Страшная усталость навалилась на него.
3
Тамаз тяжело поднялся по каменной лестнице и достал большой ключ. В темноте с трудом отыскал замочную скважину. Руки тряслись. Медленно повернул ключ. Послышался таинственный мелодичный звон, и дубовая дверь медленно отворилась сама собой. Осторожно, будто боясь кого-то разбудить, Тамаз вошел в дом, запер дверь, нащупал выключатель в темноте вспыхнул яркий свет.
Дом Тамаза Яшвили состоял из комнаты, кухни и веранды. Комната была довольно просторной, но слишком высокий потолок лишал ее уюта. У одной стены стоял старинный резной буфет, у окна — такая же старинная, необъятная деревянная кровать. Остальные стены скрывали книжные полки. Книгами был завален и старый письменный стол на массивных ножках. В углу, против двери на веранду, стояло неуклюжее кресло с продранной кожей.
Тамаз сел в кресло, вытянул ноги, положил руки на подлокотники, откинулся на спинку и закрыл глаза. Перед ним возник страшный облик незнакомца, в ушах зазвучал сиплый смех и цокот подковок. Долго прогонял Тамаз наваждение.
«Интересно, сколько же сейчас времени?»
Он открыл глаза, взглянул на огромные часы в резном футляре, висевшие на противоположной стене между книжными полками. Часы стояли.

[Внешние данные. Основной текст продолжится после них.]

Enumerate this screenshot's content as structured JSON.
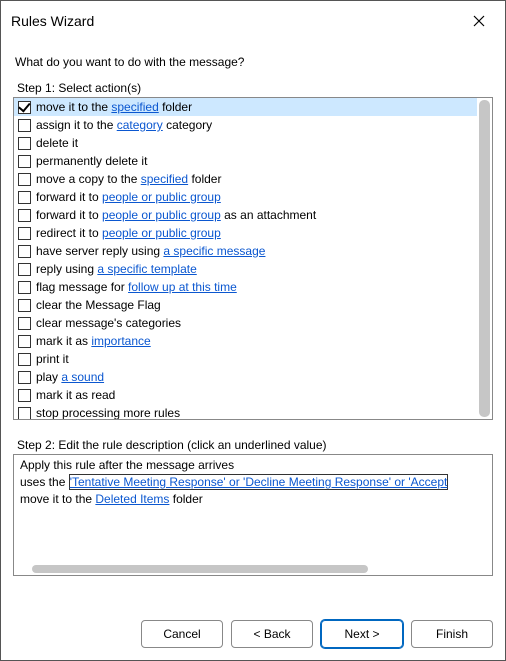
{
  "window": {
    "title": "Rules Wizard"
  },
  "question": "What do you want to do with the message?",
  "step1_label": "Step 1: Select action(s)",
  "actions": [
    {
      "checked": true,
      "pre": "move it to the ",
      "link": "specified",
      "post": " folder",
      "selected": true
    },
    {
      "checked": false,
      "pre": "assign it to the ",
      "link": "category",
      "post": " category"
    },
    {
      "checked": false,
      "pre": "delete it",
      "link": "",
      "post": ""
    },
    {
      "checked": false,
      "pre": "permanently delete it",
      "link": "",
      "post": ""
    },
    {
      "checked": false,
      "pre": "move a copy to the ",
      "link": "specified",
      "post": " folder"
    },
    {
      "checked": false,
      "pre": "forward it to ",
      "link": "people or public group",
      "post": ""
    },
    {
      "checked": false,
      "pre": "forward it to ",
      "link": "people or public group",
      "post": " as an attachment"
    },
    {
      "checked": false,
      "pre": "redirect it to ",
      "link": "people or public group",
      "post": ""
    },
    {
      "checked": false,
      "pre": "have server reply using ",
      "link": "a specific message",
      "post": ""
    },
    {
      "checked": false,
      "pre": "reply using ",
      "link": "a specific template",
      "post": ""
    },
    {
      "checked": false,
      "pre": "flag message for ",
      "link": "follow up at this time",
      "post": ""
    },
    {
      "checked": false,
      "pre": "clear the Message Flag",
      "link": "",
      "post": ""
    },
    {
      "checked": false,
      "pre": "clear message's categories",
      "link": "",
      "post": ""
    },
    {
      "checked": false,
      "pre": "mark it as ",
      "link": "importance",
      "post": ""
    },
    {
      "checked": false,
      "pre": "print it",
      "link": "",
      "post": ""
    },
    {
      "checked": false,
      "pre": "play ",
      "link": "a sound",
      "post": ""
    },
    {
      "checked": false,
      "pre": "mark it as read",
      "link": "",
      "post": ""
    },
    {
      "checked": false,
      "pre": "stop processing more rules",
      "link": "",
      "post": ""
    }
  ],
  "step2_label": "Step 2: Edit the rule description (click an underlined value)",
  "desc": {
    "line1": "Apply this rule after the message arrives",
    "line2_pre": "uses the ",
    "line2_link": "'Tentative Meeting Response' or 'Decline Meeting Response' or 'Accept",
    "line3_pre": "move it to the ",
    "line3_link": "Deleted Items",
    "line3_post": " folder"
  },
  "buttons": {
    "cancel": "Cancel",
    "back": "< Back",
    "next": "Next >",
    "finish": "Finish"
  }
}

— Что за чертовщина! — ошарашенно пробормотал он, поднялся, принес стул и завел часы. Маятник застучал в тишине. Не зная, который час, Тамаз не стал подводить стрелки, снова устроился в кресле и закрыл глаза. Звонко отстукивали часы, тиканье постепенно усиливалось, потом все будто рухнуло — стены, дом, гора за домом провалились куда-то, открыв безбрежное серое небо. И на этом небе, на далеком горизонте, словно птицы, всполошенные выстрелом, поднялись несметные стаи цифр. В каждой стае их было несколько тысяч. Тамаз различал каждую, ласково следил за их полетом. А белые цифры все прибывали и прибывали. Они обгоняли друг друга, мешались, слетались в квадраты, в кубы, в десятые степени и уносились прочь…

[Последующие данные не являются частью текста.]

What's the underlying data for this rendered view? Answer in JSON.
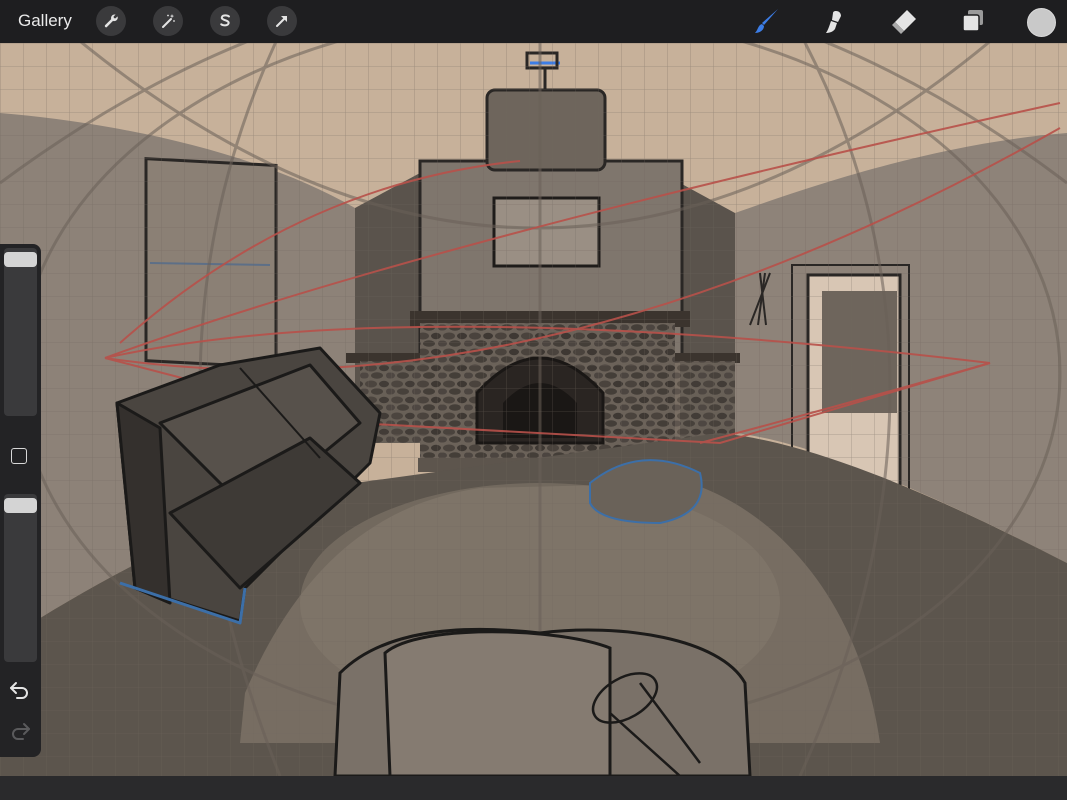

Пот выступил на лбу Тамаза. Мозг его как будто дрожал от страшного напряжения, тысячи сложнейших вычислений производились в нем с быстротой молнии. Вот интегрирование тригонометрического дифференциала с нечетным числом одного из показателей… Иррациональный дифференциал с дробью, содержащей в себе неизвестные дробные степени… Трансцендентные функции… Бесконечно большие величины… Задачи усложнялись. Цифры и математические символы застили серое небо. Молниями вспыхивали графики, сверкали и меркли математические фигуры, похожие на скульптуры кубистов.
Потом все постепенно исчезло. Цифры куда-то улетели, изображения поблекли и расплылись. Сон сморил Тамаза. Стучали часы. Тамаз сквозь сон улавливал их хриплое тиканье. Оно становилось все громче и наконец превратилось в цоканье подковок, знакомое и страшное, постепенно приближающееся к нему.